NABATIYE: L'aviation israélienne vise jeudi plusieurs localités du sud du Liban, selon un média d'Etat et des correspondants de l'AFP, au lendemain d'une frappe sur la banlieue sud qui a tué un responsable militaire du Hezbollah pro-iranien.

La ville de Nabatiyé a été particulièrement touchée, avec des frappes sur le centre commercial et des immeubles résidentiels, selon un correspondant de l'AFP.

Les frappes israéliennes, qui se poursuivent malgré une trêve entrée en vigueur le 17 avril, ont également visé plusieurs autres régions du sud, selon l'Agence nationale d'information (ANI, officielle).

L'armée israélienne a ordonné jeudi aux habitants de trois villages du sud, situés loin de la frontière, d'évacuer.

Sur la route menant du village de Toul à Nabatiyé, une ambulance de Comité islamique de la santé, affilié au Hezbollah, a été visée, et deux secouristes blessés, a indiqué à l'AFP le porte-parole de l'organisation, Mahmoud Karaki.

Mercredi, 11 personnes avaient été tuées dans des frappes sur le sud et l'est du Liban, selon le ministère de la Santé.

D'autre part, quatre soldats israéliens ont été blessés dans le sud, dont un grièvement, mercredi, par un drone explosif, selon un communiqué militaire israélien publié jeudi.

Le Hezbollah revendique des attaques contre les forces israéliennes qui occupent des zones du sud du pays, malgré la trêve.

Mercredi soir, une frappe avait visé pour la première fois depuis près d'un mois la banlieue sud de Beyrouth, bastion du Hezbollah.
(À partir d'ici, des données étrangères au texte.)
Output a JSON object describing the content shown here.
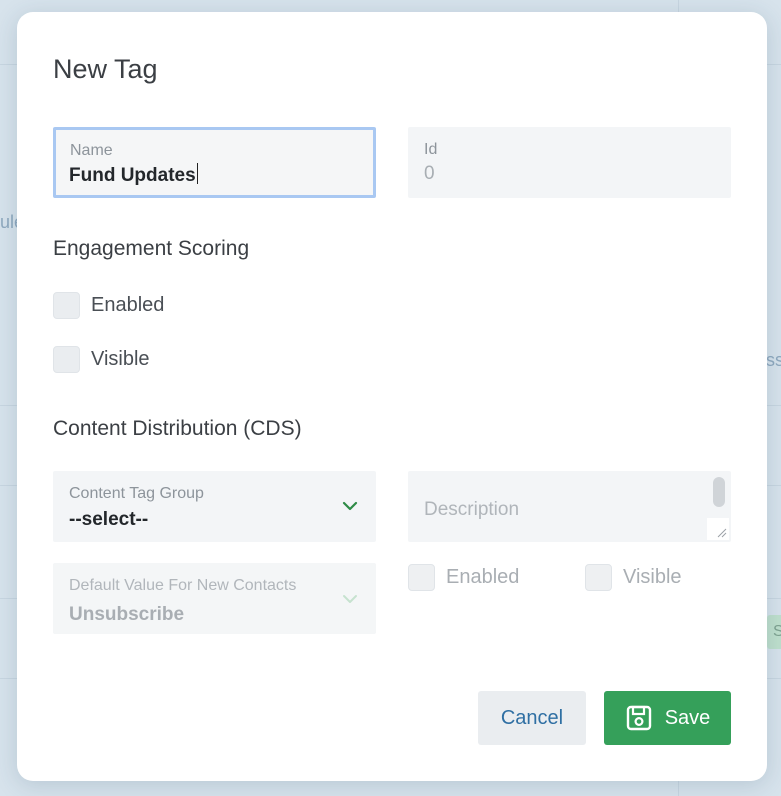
{
  "background": {
    "fragments": [
      "ule",
      "ss",
      "S"
    ]
  },
  "dialog": {
    "title": "New Tag",
    "name_field": {
      "label": "Name",
      "value": "Fund Updates"
    },
    "id_field": {
      "label": "Id",
      "value": "0"
    },
    "engagement_section": {
      "heading": "Engagement Scoring",
      "enabled_label": "Enabled",
      "visible_label": "Visible"
    },
    "cds_section": {
      "heading": "Content Distribution (CDS)",
      "content_tag_group": {
        "label": "Content Tag Group",
        "value": "--select--"
      },
      "default_value": {
        "label": "Default Value For New Contacts",
        "value": "Unsubscribe"
      },
      "description": {
        "placeholder": "Description"
      },
      "enabled_label": "Enabled",
      "visible_label": "Visible"
    },
    "buttons": {
      "cancel": "Cancel",
      "save": "Save"
    }
  },
  "colors": {
    "save_green": "#35a05a",
    "cancel_text": "#2f6fa3",
    "focus_border": "#a9c8f2",
    "chevron_green": "#2e8b47"
  },
  "icons": [
    "chevron-down-icon",
    "save-disk-icon",
    "resize-handle-icon"
  ]
}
Le porte-parole de l'armée israélienne en arabe a affirmé jeudi que le chef de l'unité d'élite du Hezbollah, la force al-Radwan, "Ahmad Ghaleb Ballout", avait été tué dans cette frappe.

Une source proche du Hezbollah avait indiqué à l'AFP que Ballout, chef des opérations de la force al-Radwan selon elle, avait été tué. La formation pro-iranienne n'a pas confirmé.

Jeudi matin, les secouristes continuaient de rechercher des victimes dans les décombres de l'immeuble visé dans la banlieue sud, selon un photographe de l'AFP.

Les étages supérieurs de l'immeuble ont été soufflés.

Les frappes israéliennes au Liban ont fait plus de 2.700 morts, plus de 8.200 blessés et un million de déplacés depuis début mars.